Their study appeared this month in Scientific Reports.
“We envision a fast and selective expansion of our pipeline to improve treatment efficacy and safety for solid tumors,” said first author Dhruba Deb, an associate research scientist who studies the effect of bacterial toxins on lung cancer in Professor Tal Danino’s lab in Biomedical Engineering.
Lung cancer is the second most common cancer worldwide, and there were more than 2.2 million new cases of the disease in 2020, according to the World Cancer Research Fund International. Further, many currently available therapies are relatively ineffective, leaving patients with very few options. In the US, the five-year survival rate for lung cancer is just 18.6%.
Bacterial therapy is a promising new strategy to treat cancer. As Sedighi et al. wrote in 2019, “Bacteria alone can act as potent antitumor agents. Another remarkable feature of bacteria is their ability to be genetically engineered to alter their ability to synthesize and release specific compounds, and tailor their metabolic pathways.”
But while this treatment modality has quickly progressed from laboratory experiments to clinical trials in the last five years—there are dozens of trials ongoing, the most effective treatment for certain types of cancers may be in combination with other drugs, according to Danino, whose lab is at the forefront of using bacterial therapy for cancer.

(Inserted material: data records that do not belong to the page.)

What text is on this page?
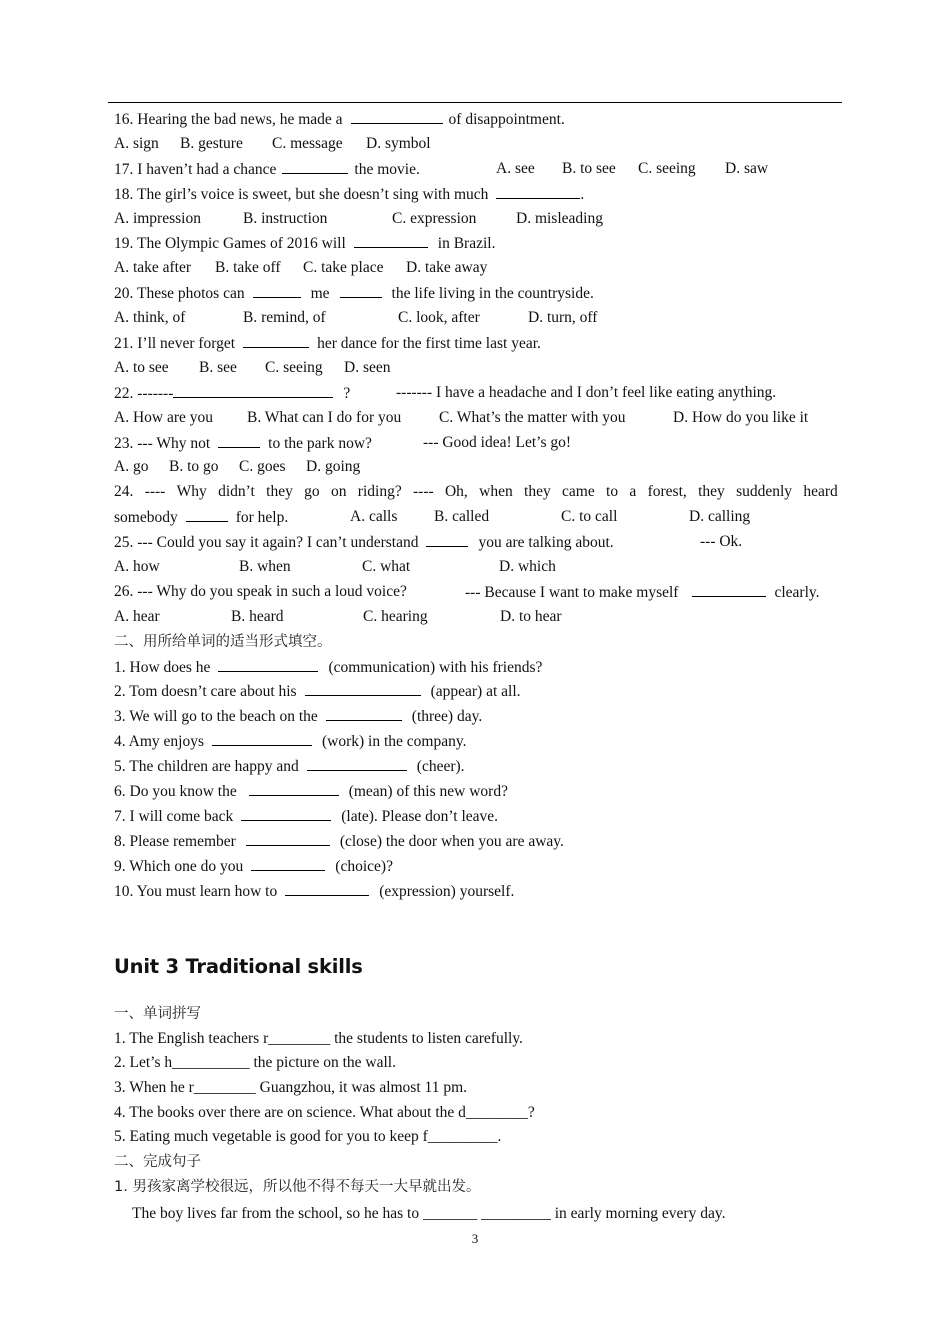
16. Hearing the bad news, he made a	of disappointment.
A. sign B. gesture C. message D. symbol
17. I haven’t had a chance	the movie.	A. see B. to see C. seeing D. saw
18. The girl’s voice is sweet, but she doesn’t sing with much	.
A. impression	B. instruction	C. expression	D. misleading
19. The Olympic Games of 2016 will	in Brazil.
A. take after B. take off C. take place D. take away
20. These photos can	me	the life living in the countryside.
A. think, of	B. remind, of	C. look, after	D. turn, off
21. I’ll never forget	her dance for the first time last year.
A. to see B. see C. seeing D. seen
22. -------	?	------- I have a headache and I don’t feel like eating anything.
A. How are you B. What can I do for you C. What’s the matter with you	D. How do you like it
23. --- Why not	to the park now?	--- Good idea! Let’s go!
A. go B. to go C. goes D. going
24. ---- Why didn’t they go on riding? ---- Oh, when they came to a forest, they suddenly heard
somebody	for help.	A. calls B. called	C. to call	D. calling
25. --- Could you say it again? I can’t understand	you are talking about.	--- Ok.
A. how	B. when	C. what	D. which
26. --- Why do you speak in such a loud voice?	--- Because I want to make myself	clearly.
A. hear	B. heard	C. hearing	D. to hear
二、用所给单词的适当形式填空。
1. How does he	(communication) with his friends?
2. Tom doesn’t care about his	(appear) at all.
3. We will go to the beach on the	(three) day.
4. Amy enjoys	(work) in the company.
5. The children are happy and	(cheer).
6. Do you know the	(mean) of this new word?
7. I will come back	(late). Please don’t leave.
8. Please remember	(close) the door when you are away.
9. Which one do you	(choice)?
10. You must learn how to	(expression) yourself.
Unit 3 Traditional skills
一、单词拼写
1. The English teachers r________ the students to listen carefully.
2. Let’s h__________ the picture on the wall.
3. When he r________ Guangzhou, it was almost 11 pm.
4. The books over there are on science. What about the d________?
5. Eating much vegetable is good for you to keep f_________.
二、完成句子
1. 男孩家离学校很远，所以他不得不每天一大早就出发。
The boy lives far from the school, so he has to _______ _________ in early morning every day.
3
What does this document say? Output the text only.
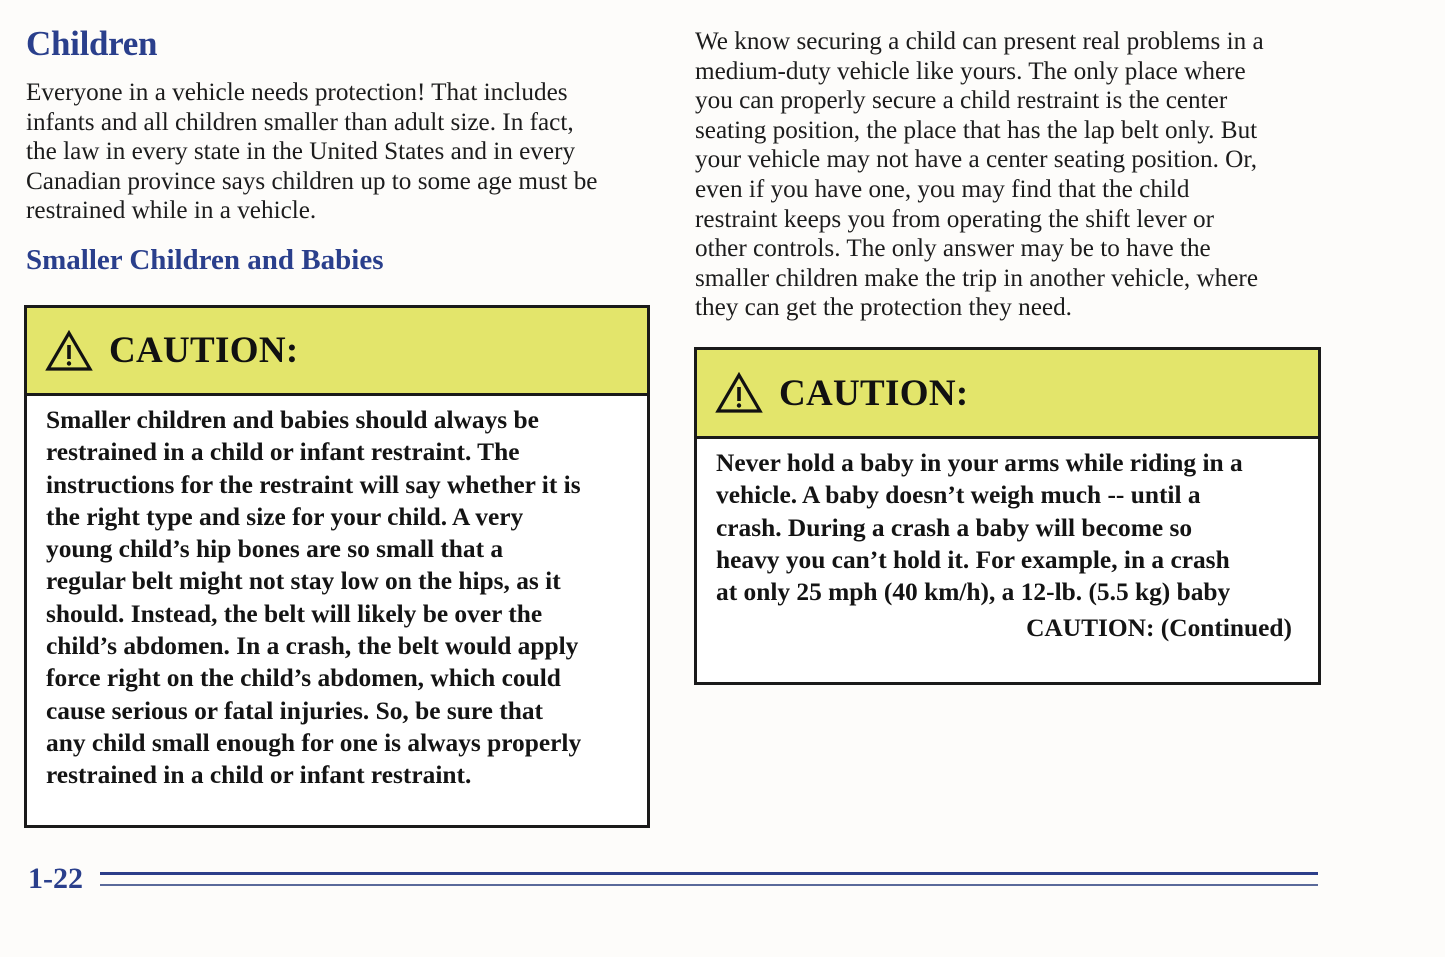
Children
Everyone in a vehicle needs protection! That includes
infants and all children smaller than adult size. In fact,
the law in every state in the United States and in every
Canadian province says children up to some age must be
restrained while in a vehicle.
Smaller Children and Babies
CAUTION:
Smaller children and babies should always be
restrained in a child or infant restraint. The
instructions for the restraint will say whether it is
the right type and size for your child. A very
young child’s hip bones are so small that a
regular belt might not stay low on the hips, as it
should. Instead, the belt will likely be over the
child’s abdomen. In a crash, the belt would apply
force right on the child’s abdomen, which could
cause serious or fatal injuries. So, be sure that
any child small enough for one is always properly
restrained in a child or infant restraint.
We know securing a child can present real problems in a
medium-duty vehicle like yours. The only place where
you can properly secure a child restraint is the center
seating position, the place that has the lap belt only. But
your vehicle may not have a center seating position. Or,
even if you have one, you may find that the child
restraint keeps you from operating the shift lever or
other controls. The only answer may be to have the
smaller children make the trip in another vehicle, where
they can get the protection they need.
CAUTION:
Never hold a baby in your arms while riding in a
vehicle. A baby doesn’t weigh much -- until a
crash. During a crash a baby will become so
heavy you can’t hold it. For example, in a crash
at only 25 mph (40 km/h), a 12-lb. (5.5 kg) baby
CAUTION: (Continued)
1-22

This Columbia team used RNA sequencing to discover how cancer cells were responding to bacteria at the cellular and molecular levels. They screened 10 engineered bacterial toxins across six non-small cell lung cancer patient-derived cell lines and identified theta toxin as a promising therapeutic candidate.
Next, they developed a hypothesis about which molecular pathways of cancer cells were helping the cells to be resistant to the bacteria therapy. To test their hypothesis, the researchers blocked these pathways with current cancer drugs and showed that combining the drugs with bacterial toxins is more effective in eliminating lung cancer cells. They validated the combination of bacteria therapy with an AKT-inhibitor as an example in mouse models of lung cancer.
“This new study describes an exciting drug development pipeline that has been previously unexplored in lung cancer—the use of toxins derived from bacteria,” said Upal Basu Roy, executive director of research, LUNGevity Foundation, USA.
He added that, “The preclinical data presented in the manuscript provides a strong rationale for continued research in this area, thereby opening up the possibility of new treatment options for patients diagnosed with this lethal disease.”
Deb plans to expand his strategy to larger studies in preclinical models of difficult-to-treat lung cancers and collaborate with clinicians to make a push for the clinical translation.